(Non) basta un "Sì", ma non si vive di soli "No"

di Paolo Brescia

Il prossimo 4 dicembre siamo chia...
Saltiamo le premesse, ché dallo scorso aprile ne abbiamo sentite di cotte e di crude, di amare, di dolcificate, di vere e di falsate.


Il referendum costituzionale ci chiama a due operazioni fondamentali, che a poco più di una settimana dal voto possiamo perdere di vista, rischiando. Son due passaggi che stanno prima e al di sopra del merito. Per quello, gli strumenti sono molteplici, diffusi, rintracciabili. Ad inizio prossima settimana uscirà un mio video realizzato ben volentieri per gli amici di Sapienza TV, quindi pensate un po', siamo finalmente "pieni" di merito. Il metodo lo hanno asfaltato da tempo i nostri onorevoli. Dunque cosa resta? Le due questioni di prima. Non ve le ho ancora dette, giusto.

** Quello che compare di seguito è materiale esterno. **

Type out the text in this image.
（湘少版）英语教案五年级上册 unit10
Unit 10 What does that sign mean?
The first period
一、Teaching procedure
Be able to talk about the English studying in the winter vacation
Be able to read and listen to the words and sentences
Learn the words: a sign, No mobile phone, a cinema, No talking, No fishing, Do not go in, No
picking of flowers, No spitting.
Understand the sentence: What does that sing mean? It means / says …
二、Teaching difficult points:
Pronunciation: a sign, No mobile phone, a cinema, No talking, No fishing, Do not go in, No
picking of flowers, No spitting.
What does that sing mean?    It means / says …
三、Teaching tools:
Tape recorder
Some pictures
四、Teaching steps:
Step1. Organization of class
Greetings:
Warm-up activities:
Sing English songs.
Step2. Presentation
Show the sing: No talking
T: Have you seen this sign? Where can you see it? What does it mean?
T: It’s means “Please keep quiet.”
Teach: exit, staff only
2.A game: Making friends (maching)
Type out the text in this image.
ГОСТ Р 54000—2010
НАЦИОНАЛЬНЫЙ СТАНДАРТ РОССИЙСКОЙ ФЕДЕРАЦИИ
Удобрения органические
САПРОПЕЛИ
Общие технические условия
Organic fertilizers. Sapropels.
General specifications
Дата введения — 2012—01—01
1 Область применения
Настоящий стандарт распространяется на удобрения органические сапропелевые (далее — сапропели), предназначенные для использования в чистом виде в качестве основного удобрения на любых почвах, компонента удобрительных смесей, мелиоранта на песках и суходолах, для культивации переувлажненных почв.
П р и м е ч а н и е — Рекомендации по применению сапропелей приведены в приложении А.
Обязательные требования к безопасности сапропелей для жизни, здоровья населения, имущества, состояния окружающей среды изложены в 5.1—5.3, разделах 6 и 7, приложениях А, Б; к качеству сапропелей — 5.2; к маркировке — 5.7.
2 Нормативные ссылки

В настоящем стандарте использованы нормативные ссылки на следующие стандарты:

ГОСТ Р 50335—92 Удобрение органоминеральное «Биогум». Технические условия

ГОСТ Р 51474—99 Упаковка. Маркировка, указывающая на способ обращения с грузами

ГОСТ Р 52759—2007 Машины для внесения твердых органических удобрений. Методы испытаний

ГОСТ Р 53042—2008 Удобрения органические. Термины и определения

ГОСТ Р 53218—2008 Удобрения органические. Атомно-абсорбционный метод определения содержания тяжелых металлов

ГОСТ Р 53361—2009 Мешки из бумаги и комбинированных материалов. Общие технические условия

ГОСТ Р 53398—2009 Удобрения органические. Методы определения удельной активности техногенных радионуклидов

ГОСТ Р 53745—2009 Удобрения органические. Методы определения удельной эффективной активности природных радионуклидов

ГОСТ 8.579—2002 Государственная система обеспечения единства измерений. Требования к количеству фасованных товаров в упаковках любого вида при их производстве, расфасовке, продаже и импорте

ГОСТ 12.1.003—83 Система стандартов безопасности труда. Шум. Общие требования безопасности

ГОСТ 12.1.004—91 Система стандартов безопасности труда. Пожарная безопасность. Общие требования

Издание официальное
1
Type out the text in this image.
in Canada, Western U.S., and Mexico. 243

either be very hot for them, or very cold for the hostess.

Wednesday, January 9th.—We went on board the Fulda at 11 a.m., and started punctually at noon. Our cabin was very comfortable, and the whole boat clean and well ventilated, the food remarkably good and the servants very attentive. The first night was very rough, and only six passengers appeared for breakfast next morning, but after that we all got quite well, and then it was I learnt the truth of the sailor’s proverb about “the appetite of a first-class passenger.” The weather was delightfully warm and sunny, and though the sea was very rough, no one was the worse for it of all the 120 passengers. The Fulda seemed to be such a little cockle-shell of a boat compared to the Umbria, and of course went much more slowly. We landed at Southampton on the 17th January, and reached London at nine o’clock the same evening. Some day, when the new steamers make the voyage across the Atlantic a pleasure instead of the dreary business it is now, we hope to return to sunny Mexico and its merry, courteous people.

Il primo passaggio è un esercizio. L'esercizio di non considerare l'altro come furbo o doppiogiochista. Esercizio arduo, richiede un allenamento lungo. "Se sostiene il sì, lo fa perché interessato economicamente". O ancora: "Se tiene per il no, è un trombone che nella vita vuol fare il senatore e prendere la super diaria". Perché? Quale ragione spinge a vedere così gli altri? Non essere pienamente convinti delle ragioni che si stanno sostenendo. L'"aggressione" parte sempre da lì. Così facendo facciamo il gioco dell'altro, comunichiamo male, siamo sempre sul piede di guerra, e non siamo di certo attraenti. Insomma il politico non può ragionare su questa linea comunicativa. Ma se Goldman Sachs sostiene il sì e il The Economist è per il no, non lo vedi che siamo pieni di guazzabugli economici? Infatti, non si sta dicendo che la lotta referendaria si gioca con le aureole sulla testa, ma, certo, lo sforzo di ricercare il vero motivo per cui siamo convinti di "..", ci aiuta a rispettare l'altra opinione. Tanto, se sono così sicuro, così tranquillo, che ragione ho di parlare (male). Non è campagna, è aridità.

La seconda strada da seguire è la considerazione complessiva del pre e del post referendum. La riflessione più acuta arriva in questo caso (senza prendere le parti dell'uno o dell'altro schieramento) da Matteo Renzi, che ha dichiarato: "il 5 dicembre non ci saranno le cavallette", ricalcando il discorso delle piaghe d'Egitto. Nessuna cavalletta, nessuna carestia. Il premier lo ha detto, non altrettanto hanno fatto i comitati del sì, del no, e lo stesso governo da lui rappresentato, in altre occasioni. Ma per quella frase, chapeau. Fare il gioco disfattista non serve a nulla, non è mai servito in 70 anni di Repubblica, con momenti ben peggiori alle spalle. I "decenni di tempo che serviranno per avere una nuova riforma" secondo il "sì", sono tempi falsi: per diminuire i parlamentari, abolire il Cnel, riformare il titolo 5, bastano pochi passi, basta la modifica di pochissimi articoli costituzionali, anche con un no. Dall'altra parte il "disastro istituzionale", le "derive autoritarie", la "supremazia statale inammissibile" della sponda del "no", sono esagerazioni in pompa magna che passeranno presto, dovesse vincere il sì.